One of the striking things bout Roberto Bolaño’s astounding By Night in Chile is the way the narrator escapes from the evil abroad during the Pinochet regime in Chile by re-reading philosophers.
In Bernhard Schlink’s The Reader—last month’s book at the Atwater Library—the illiterate woman whom the narrator loves is captivated by books, and may be said to find her personal salvation in learning how to read and learning to repent for what she’d done as a Nazi guard.
Tonight and tomorrow I’m talking about Muriel Barbery’s The Elegance of the Hedgehog in which the concierge Renée soars above her surroundings by reading the classics of Western literature—as well as watching a lot of good films (from Blade Runner to Ozu’s artistic wonders) and listening to good music.
But it is last night’s discussion of Mister Pip by Lloyd Jones which gives me the most food for thought.
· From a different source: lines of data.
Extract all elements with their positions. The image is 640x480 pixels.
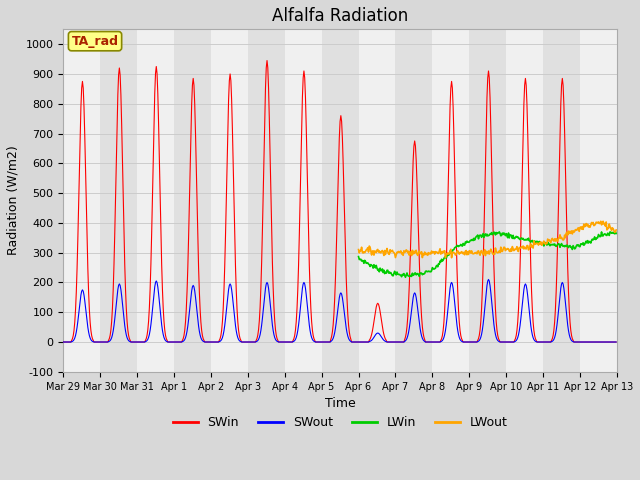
Bar [396,29,433,372]
Bar [174,29,211,372]
X-axis label: Time: Time [324,397,355,410]
Bar [248,29,285,372]
Bar [543,29,580,372]
Bar [506,29,543,372]
Bar [137,29,174,372]
Bar [211,29,248,372]
Bar [63,29,100,372]
Legend: SWin, SWout, LWin, LWout: SWin, SWout, LWin, LWout [168,411,513,434]
Title: Alfalfa Radiation: Alfalfa Radiation [272,7,408,25]
Bar [469,29,506,372]
Bar [358,29,396,372]
Bar [433,29,469,372]
Bar [100,29,137,372]
Bar [580,29,617,372]
Bar [322,29,358,372]
Text: TA_rad: TA_rad [72,35,118,48]
Y-axis label: Radiation (W/m2): Radiation (W/m2) [7,145,20,255]
Bar [285,29,322,372]
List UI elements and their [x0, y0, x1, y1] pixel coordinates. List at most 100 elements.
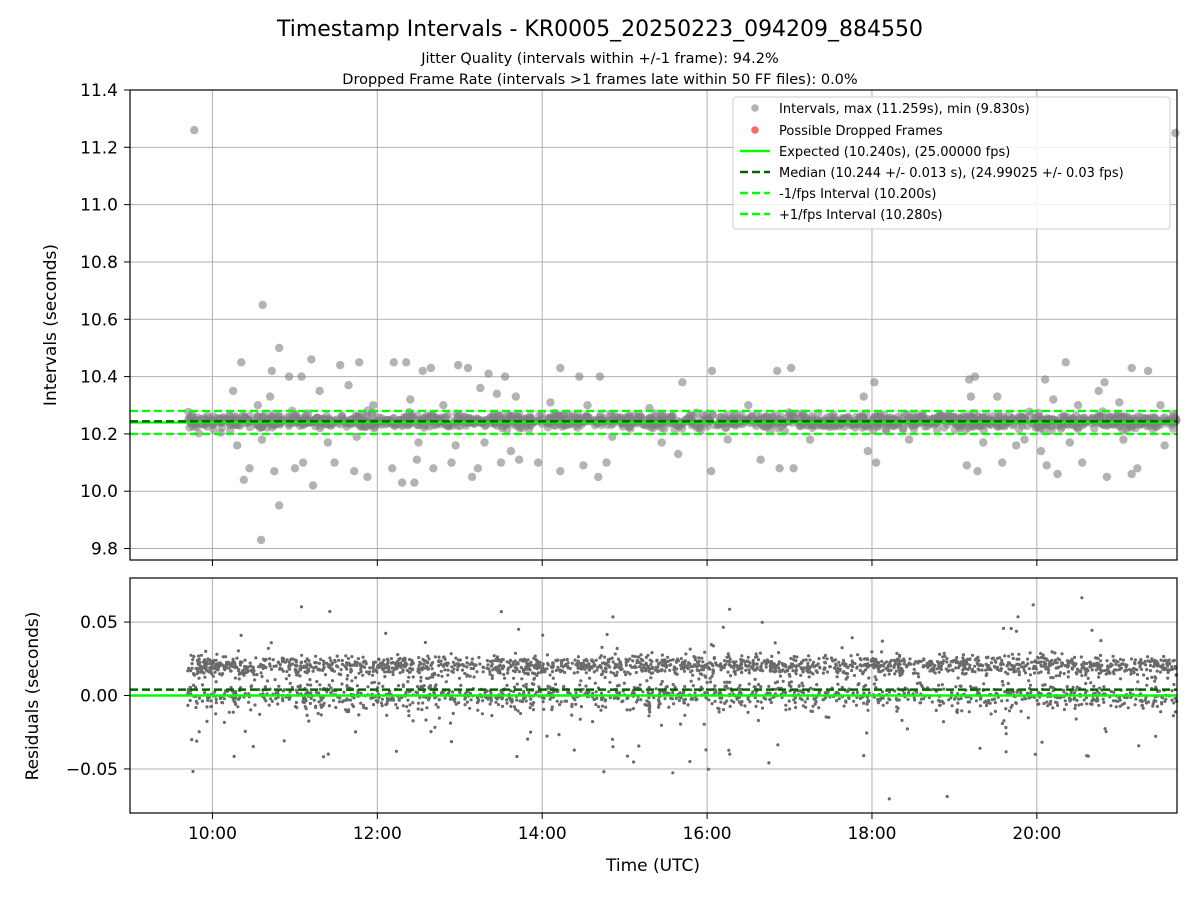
- residual-point: [663, 663, 668, 667]
- residual-point: [299, 661, 303, 665]
- residual-point: [517, 670, 522, 674]
- residual-point: [472, 675, 476, 679]
- residual-point: [824, 715, 828, 719]
- residual-point: [442, 663, 446, 667]
- residual-point: [1047, 668, 1051, 672]
- residual-point: [823, 653, 828, 658]
- interval-point: [237, 358, 246, 367]
- residual-point: [433, 655, 437, 659]
- residual-point: [866, 708, 870, 712]
- residual-point: [615, 691, 619, 695]
- residual-point: [794, 705, 798, 710]
- intervals-panel: 9.810.010.210.410.610.811.011.211.4 Inte…: [41, 81, 1181, 566]
- residual-point: [244, 670, 248, 675]
- residual-point: [1025, 691, 1029, 695]
- residual-point: [787, 666, 791, 670]
- residual-point: [951, 669, 955, 673]
- residual-point: [944, 667, 948, 671]
- residual-point: [1094, 663, 1098, 667]
- residual-point: [1118, 677, 1123, 681]
- residual-point: [446, 673, 450, 677]
- residual-point: [806, 670, 810, 674]
- residual-point: [222, 697, 226, 701]
- residual-point: [348, 698, 353, 702]
- residual-point: [361, 673, 365, 677]
- residual-point: [789, 684, 793, 689]
- x-axis-label: Time (UTC): [605, 856, 700, 876]
- residual-point: [722, 659, 727, 663]
- residual-point: [760, 706, 765, 710]
- residual-point: [740, 670, 744, 675]
- interval-point: [350, 467, 359, 476]
- residual-point: [1049, 676, 1053, 680]
- residual-point: [346, 656, 350, 661]
- residual-point: [806, 664, 810, 668]
- residual-point: [533, 666, 537, 670]
- residual-point: [807, 667, 812, 672]
- residual-point: [558, 703, 562, 707]
- residual-point: [1166, 661, 1170, 665]
- residual-point: [560, 659, 564, 663]
- residual-point: [792, 654, 796, 659]
- residual-point: [942, 687, 946, 691]
- residual-point: [218, 661, 222, 665]
- residual-point: [855, 690, 860, 695]
- residual-point: [845, 672, 850, 676]
- residual-point: [500, 697, 504, 701]
- residual-point: [659, 682, 663, 686]
- residual-point: [889, 668, 893, 672]
- residual-point: [657, 703, 661, 707]
- residual-point: [817, 657, 821, 661]
- interval-point: [808, 423, 817, 432]
- residual-point: [1155, 704, 1159, 709]
- residual-point: [906, 697, 910, 702]
- residual-point: [1102, 685, 1106, 689]
- residual-point: [385, 697, 389, 701]
- residual-point: [194, 705, 198, 710]
- residual-point: [623, 670, 627, 674]
- residual-point: [1041, 656, 1045, 660]
- residual-point: [1056, 657, 1060, 661]
- residual-point: [1042, 701, 1046, 706]
- residual-point: [683, 659, 687, 663]
- residual-point: [721, 625, 725, 629]
- residual-point: [345, 684, 349, 688]
- residual-point: [354, 676, 358, 680]
- residual-point: [1111, 654, 1115, 658]
- residual-point: [834, 663, 839, 667]
- interval-point: [1062, 412, 1072, 422]
- residual-point: [894, 669, 898, 673]
- residual-point: [723, 663, 727, 668]
- residual-point: [605, 632, 609, 637]
- residual-point: [668, 658, 673, 662]
- residual-point: [359, 701, 363, 705]
- residual-point: [719, 662, 723, 666]
- residual-point: [1072, 664, 1076, 668]
- interval-point: [771, 410, 780, 419]
- residual-point: [978, 746, 982, 750]
- residual-point: [361, 703, 365, 708]
- residual-point: [498, 671, 502, 675]
- residual-point: [288, 667, 292, 671]
- residual-point: [221, 655, 225, 659]
- residual-point: [1026, 716, 1030, 720]
- residual-point: [550, 705, 554, 709]
- residual-point: [691, 684, 695, 688]
- residual-point: [1004, 707, 1008, 711]
- residual-point: [672, 665, 677, 669]
- residual-point: [868, 663, 872, 668]
- residual-point: [229, 669, 233, 673]
- residual-point: [644, 661, 648, 665]
- residual-point: [394, 749, 398, 753]
- residual-point: [1154, 734, 1158, 738]
- residual-point: [410, 658, 414, 663]
- residual-point: [233, 664, 237, 668]
- residual-point: [380, 704, 384, 708]
- residual-point: [1047, 662, 1051, 666]
- residual-point: [693, 658, 698, 662]
- residual-point: [521, 670, 526, 674]
- residual-point: [457, 701, 461, 705]
- interval-point: [453, 412, 462, 421]
- interval-point: [535, 411, 544, 420]
- residual-point: [570, 661, 574, 665]
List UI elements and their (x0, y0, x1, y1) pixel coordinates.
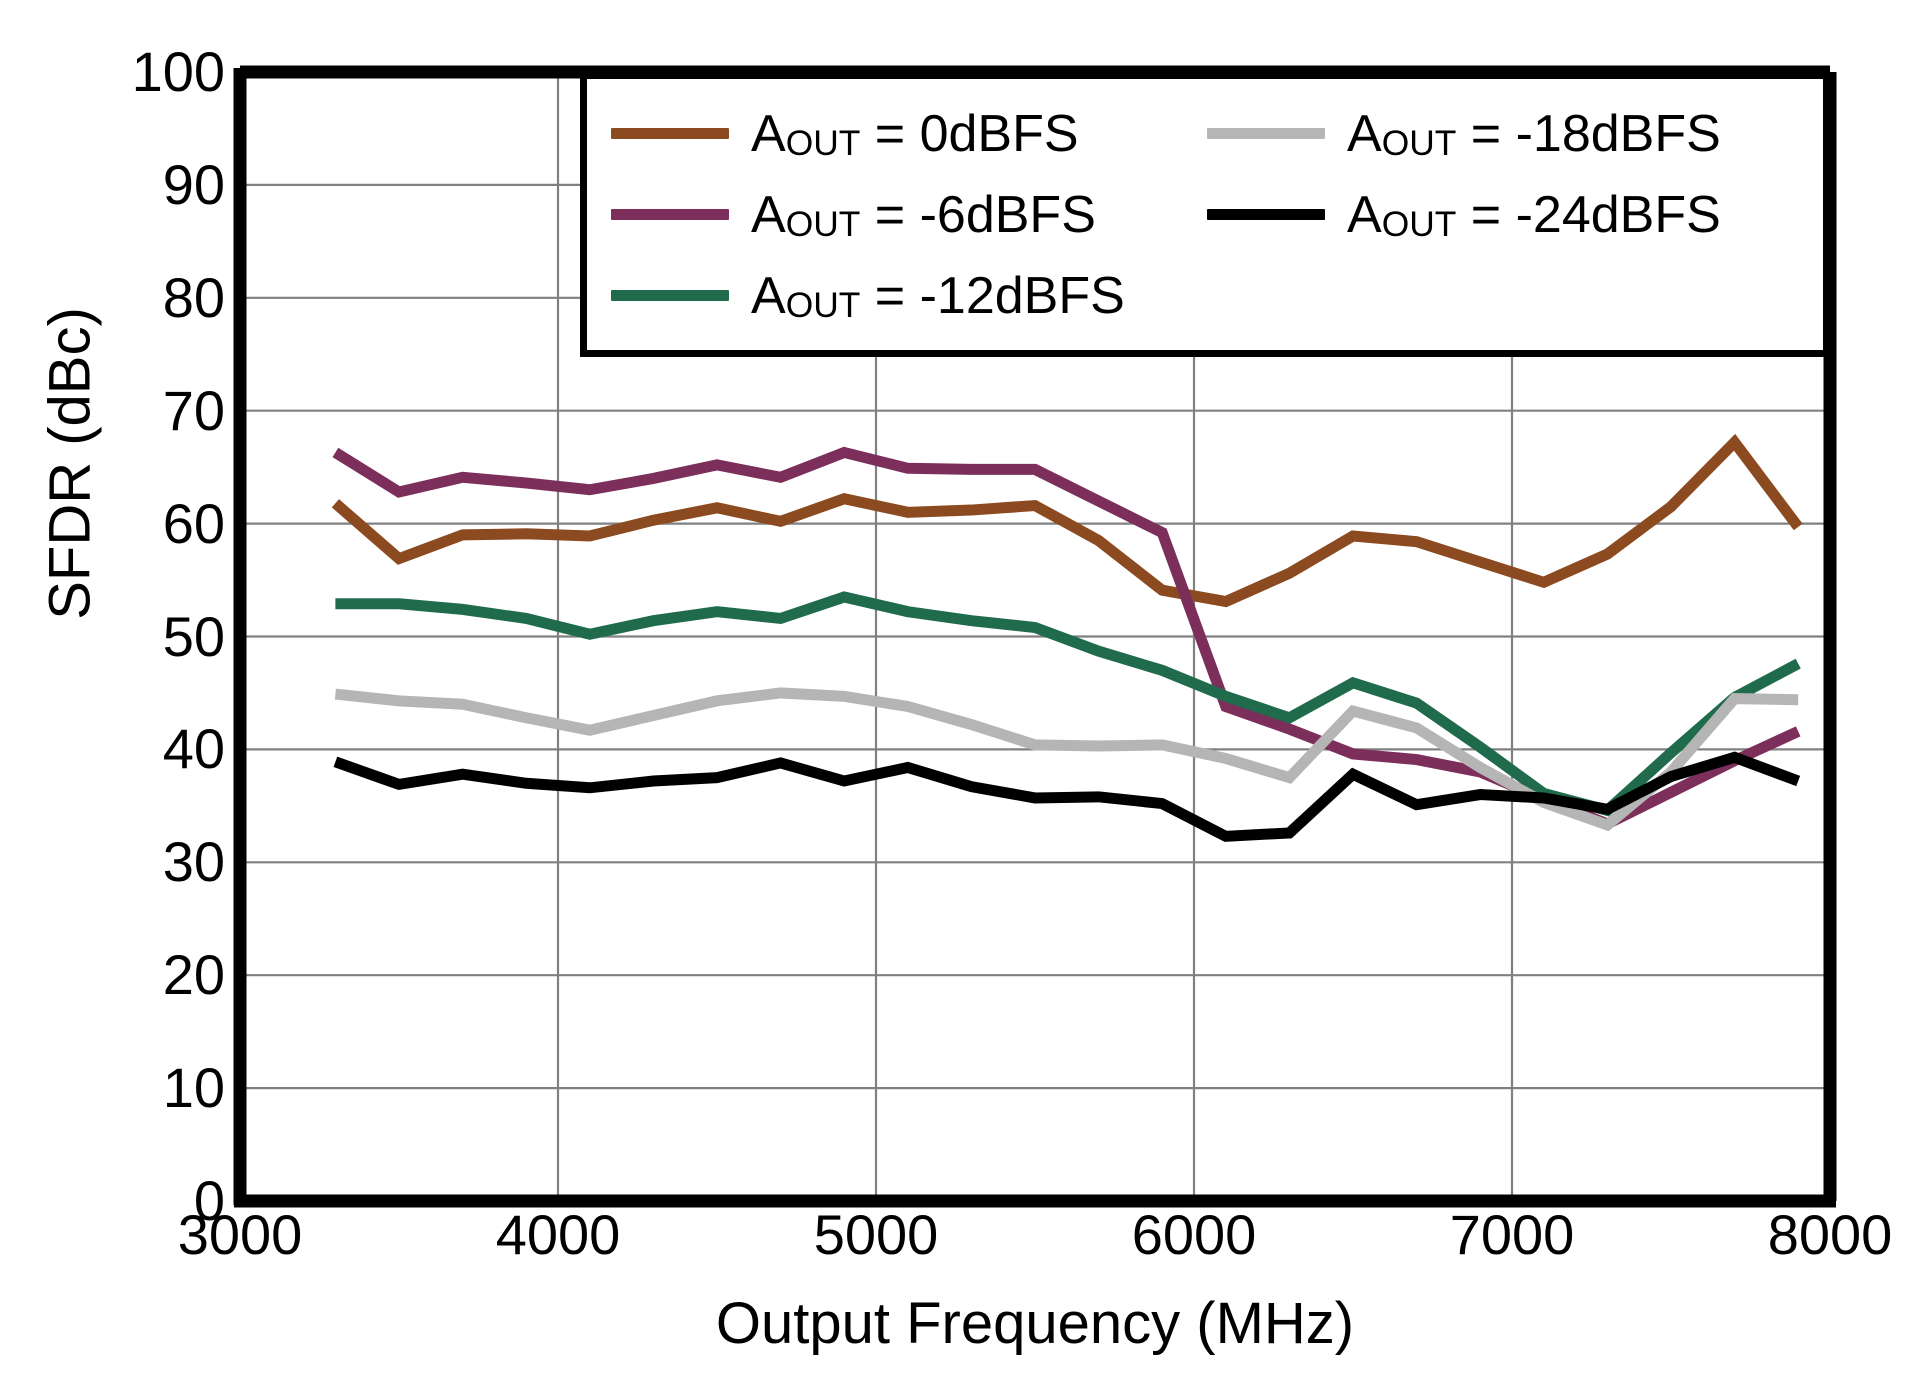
legend-swatch-m18dbfs (1207, 128, 1325, 139)
legend-item-m12dbfs[interactable]: AOUT = -12dBFS (611, 266, 1207, 326)
y-axis-tick-label: 70 (162, 378, 225, 442)
legend-label-m24dbfs: AOUT = -24dBFS (1347, 185, 1721, 245)
legend-label-m18dbfs: AOUT = -18dBFS (1347, 104, 1721, 164)
y-axis-tick-label: 50 (162, 604, 225, 668)
x-axis-tick-label: 8000 (1767, 1203, 1893, 1266)
legend-item-0dbfs[interactable]: AOUT = 0dBFS (611, 104, 1207, 164)
legend-label-m12dbfs: AOUT = -12dBFS (751, 266, 1125, 326)
legend-swatch-m6dbfs (611, 209, 729, 220)
x-axis-tick-label: 7000 (1449, 1203, 1575, 1266)
y-axis-tick-label: 100 (131, 40, 225, 103)
y-axis-tick-label: 60 (162, 491, 225, 555)
legend-label-m6dbfs: AOUT = -6dBFS (751, 185, 1096, 245)
legend-item-m24dbfs[interactable]: AOUT = -24dBFS (1207, 185, 1803, 245)
y-axis-tick-labels: 0 10 20 30 40 50 60 70 80 90 100 (0, 0, 225, 1382)
x-axis-tick-label: 3000 (177, 1203, 303, 1266)
y-axis-tick-label: 10 (162, 1056, 225, 1120)
x-axis-title: Output Frequency (MHz) (715, 1291, 1355, 1356)
legend-swatch-m24dbfs (1207, 209, 1325, 220)
series-line-2 (335, 591, 1801, 817)
y-axis-tick-label: 40 (162, 717, 225, 781)
x-axis-tick-label: 6000 (1131, 1203, 1257, 1266)
y-axis-tick-label: 0 (193, 1169, 225, 1232)
legend-item-m18dbfs[interactable]: AOUT = -18dBFS (1207, 104, 1803, 164)
data-series-group (331, 433, 1803, 842)
legend-label-0dbfs: AOUT = 0dBFS (751, 104, 1079, 164)
y-axis-tick-label: 20 (162, 943, 225, 1007)
x-axis-tick-label: 4000 (495, 1203, 621, 1266)
legend-swatch-m12dbfs (611, 290, 729, 301)
legend: AOUT = 0dBFS AOUT = -18dBFS AOUT = -6dBFS A… (580, 72, 1830, 357)
legend-item-m6dbfs[interactable]: AOUT = -6dBFS (611, 185, 1207, 245)
y-axis-tick-label: 80 (162, 265, 225, 329)
series-line-0 (331, 433, 1803, 608)
series-line-3 (334, 687, 1799, 832)
y-axis-tick-label: 90 (162, 152, 225, 216)
series-line-4 (333, 751, 1801, 842)
legend-swatch-0dbfs (611, 128, 729, 139)
y-axis-tick-label: 30 (162, 830, 225, 894)
x-axis-tick-label: 5000 (813, 1203, 939, 1266)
In it, the one white man left on the island of Bougainville during a time of intense suffering and civil war reads Charles Dickens’ Great Expectations to children who have no other book. The story captivates them, and when the book is burnt along wit the village, they attempt to retrieve bits of it, as both an exercise in survival and a way of thinking about other things than the destruction around them. Yet at the end of the book we learn that the version Mr. Watts read was not the real one, but a simplified, maybe even crudely changed one.
At a time when books as objects made from printed paper are becoming increasingly problematic, this concern about stories and books is very interesting. Perhaps all these books—which obviously have touched a deep chord in people all over the world, as reflected in their enormous sales---shine a light on the human need for a narrative to explain life.
If we don’t have one, we’ll invent one.